It's not "general intelligence", so it's over hyped, and They get so whiny about the inevitable criticism, and They are ignoring that it's so mindnumbingly boring to have people making the excuse that "designed a circuit board from scratch" wasn't something anyone thinks or claims an LLM should do.
Who told you LLMs can design circuit boards?
Who told you LLMs are [artificial] general intelligence?
I get sick of it constantly being everywhere, but I don't feel the need to intellectualize it in a way that blames the nefarious ???
*waves*
Everyone means a different thing by each letter of AGI, and sometimes also by the combination.
I know my opinion is an unpopular one, but given how much more general-purpose they are than most other AI, I count LLMs as "general" AI; and I'm old enough to remember when AI didn't automatically mean "expert level or better", when it was a surprise that Kasparov was beaten (let alone Lee Sedol).
LLMs are (currently) the ultimate form of "Jack of all trades, master of none".
I'm not surprised that it failed with these tests, even though it clearly knows more about electronics than me. (I once tried to buy a 220 kΩ resistor, didn't have the skill to notice the shop had given me a 220 Ω resistor, the resistor caught fire).
I'd still like to call these things "AGI"… except for the fact that people don't agree on what the word means and keep objecting to my usage of the initials as is, so it would't really communicate anything for me to do so.
We discovered this nearly-magical technology. But now the novelty is wearing off, and the question is no longer "how awesome is this?". It's "what can I do with it for today?".
And frustratingly, the apparent list of uses is shrinking, mostly because many serious applications come with a footnote of "yeah, it can do that, but unreliably and with failure modes that are hard for most users to spot and correct".
So yes, adding "...but without making up dangerous nonsense" is moving the goalposts, but is it wrong?
So are you happy that a 1940s tic-tac-toe computer "is AI"? And that's going to be your bar for AI forever?
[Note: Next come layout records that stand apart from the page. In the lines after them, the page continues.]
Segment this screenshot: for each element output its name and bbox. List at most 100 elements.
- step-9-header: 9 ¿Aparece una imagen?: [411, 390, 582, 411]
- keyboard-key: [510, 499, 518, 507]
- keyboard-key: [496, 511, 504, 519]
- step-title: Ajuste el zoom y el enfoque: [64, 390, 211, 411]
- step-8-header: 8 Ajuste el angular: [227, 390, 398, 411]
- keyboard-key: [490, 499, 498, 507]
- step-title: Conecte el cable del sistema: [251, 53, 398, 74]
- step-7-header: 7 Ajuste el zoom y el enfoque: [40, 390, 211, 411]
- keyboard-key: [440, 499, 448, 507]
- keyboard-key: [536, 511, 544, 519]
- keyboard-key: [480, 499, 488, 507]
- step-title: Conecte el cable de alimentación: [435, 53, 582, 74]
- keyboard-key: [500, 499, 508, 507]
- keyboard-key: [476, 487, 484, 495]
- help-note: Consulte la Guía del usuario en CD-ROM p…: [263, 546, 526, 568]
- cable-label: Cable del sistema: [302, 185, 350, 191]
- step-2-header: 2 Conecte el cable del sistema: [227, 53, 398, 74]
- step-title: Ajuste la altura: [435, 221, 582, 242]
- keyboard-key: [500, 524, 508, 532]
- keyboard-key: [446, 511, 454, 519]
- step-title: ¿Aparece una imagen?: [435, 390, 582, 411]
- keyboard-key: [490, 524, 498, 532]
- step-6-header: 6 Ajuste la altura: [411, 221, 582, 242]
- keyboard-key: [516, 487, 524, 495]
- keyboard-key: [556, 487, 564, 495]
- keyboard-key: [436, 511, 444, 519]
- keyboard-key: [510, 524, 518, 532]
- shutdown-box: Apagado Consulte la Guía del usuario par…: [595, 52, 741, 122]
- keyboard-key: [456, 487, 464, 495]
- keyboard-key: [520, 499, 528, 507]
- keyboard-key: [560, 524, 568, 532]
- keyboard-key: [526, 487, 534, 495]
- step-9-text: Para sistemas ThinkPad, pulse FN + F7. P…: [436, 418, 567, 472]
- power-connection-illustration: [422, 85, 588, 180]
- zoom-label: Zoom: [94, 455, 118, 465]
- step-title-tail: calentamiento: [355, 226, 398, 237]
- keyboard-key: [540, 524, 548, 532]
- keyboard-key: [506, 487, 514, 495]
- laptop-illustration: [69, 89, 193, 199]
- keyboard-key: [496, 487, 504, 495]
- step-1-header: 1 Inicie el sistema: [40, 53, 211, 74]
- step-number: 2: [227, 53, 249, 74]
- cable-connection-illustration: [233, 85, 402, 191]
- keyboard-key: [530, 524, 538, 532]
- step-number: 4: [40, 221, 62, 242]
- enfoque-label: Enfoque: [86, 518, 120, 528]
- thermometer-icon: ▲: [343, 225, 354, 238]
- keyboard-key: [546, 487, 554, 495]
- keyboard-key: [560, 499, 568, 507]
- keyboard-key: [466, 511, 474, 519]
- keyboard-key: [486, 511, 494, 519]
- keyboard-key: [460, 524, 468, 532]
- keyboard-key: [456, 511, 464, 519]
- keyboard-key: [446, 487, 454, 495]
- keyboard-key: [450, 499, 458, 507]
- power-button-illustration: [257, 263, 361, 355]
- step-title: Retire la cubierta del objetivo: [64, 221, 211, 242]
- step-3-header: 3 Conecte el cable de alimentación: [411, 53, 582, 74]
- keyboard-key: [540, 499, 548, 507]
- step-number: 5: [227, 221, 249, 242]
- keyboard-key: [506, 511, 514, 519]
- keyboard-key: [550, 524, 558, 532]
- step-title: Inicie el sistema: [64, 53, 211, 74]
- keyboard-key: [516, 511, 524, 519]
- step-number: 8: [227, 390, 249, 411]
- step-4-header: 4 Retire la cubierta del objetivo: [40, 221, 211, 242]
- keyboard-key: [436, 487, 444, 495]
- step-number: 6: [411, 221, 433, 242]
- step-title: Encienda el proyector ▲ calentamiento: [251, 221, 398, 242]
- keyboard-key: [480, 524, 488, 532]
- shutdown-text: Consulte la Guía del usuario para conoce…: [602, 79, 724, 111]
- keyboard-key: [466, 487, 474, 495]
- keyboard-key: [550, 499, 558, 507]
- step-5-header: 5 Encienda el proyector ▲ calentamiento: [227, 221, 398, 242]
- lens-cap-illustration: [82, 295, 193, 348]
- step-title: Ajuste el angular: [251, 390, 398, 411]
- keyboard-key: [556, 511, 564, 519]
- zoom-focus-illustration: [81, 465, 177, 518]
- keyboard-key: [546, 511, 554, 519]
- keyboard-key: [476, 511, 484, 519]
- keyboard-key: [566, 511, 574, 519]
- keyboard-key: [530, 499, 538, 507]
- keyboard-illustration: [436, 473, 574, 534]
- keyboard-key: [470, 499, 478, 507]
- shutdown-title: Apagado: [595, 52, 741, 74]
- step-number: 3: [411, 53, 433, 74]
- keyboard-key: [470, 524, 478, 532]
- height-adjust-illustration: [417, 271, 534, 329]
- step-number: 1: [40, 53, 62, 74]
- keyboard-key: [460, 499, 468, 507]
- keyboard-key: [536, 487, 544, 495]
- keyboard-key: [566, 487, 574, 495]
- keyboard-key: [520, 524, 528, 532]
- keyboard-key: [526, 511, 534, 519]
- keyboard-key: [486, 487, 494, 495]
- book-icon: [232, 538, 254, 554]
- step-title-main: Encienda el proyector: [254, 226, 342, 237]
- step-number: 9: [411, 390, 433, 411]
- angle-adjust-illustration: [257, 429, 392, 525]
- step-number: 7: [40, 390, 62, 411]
"Moving the goalposts is a metaphor, derived from goal-based sports such as football and hockey, that means to change the rule or criterion of a process or competition while it is still in progress, in such a way that the new goal offers one side an advantage or disadvantage." - and the important part about AI is that it be easy for developers to claim they have created AI, and if we move the goalposts then that's bad because ... it puts them at an unfair disadvantage? What is even wrong with "moving the goalposts" in this situation, claiming something is/isn't AI is not a goal-based sport. The metaphor is nonsensical whining.
While it might be "moving the goal posts" the issue is that the goal posts were arbitrary to start with. In the context of the metaphor we put them on the field so there could be a game, despite the outcome literally not mattering anywhere else.
This isn't limited to AI: anyone dealing with customers knows that the worst thing you can do is take what the customer says their problem is at face value, replete with the proposed solution. What the customer knows is they have a problem, but it's very unlikely they want the solution they think they do.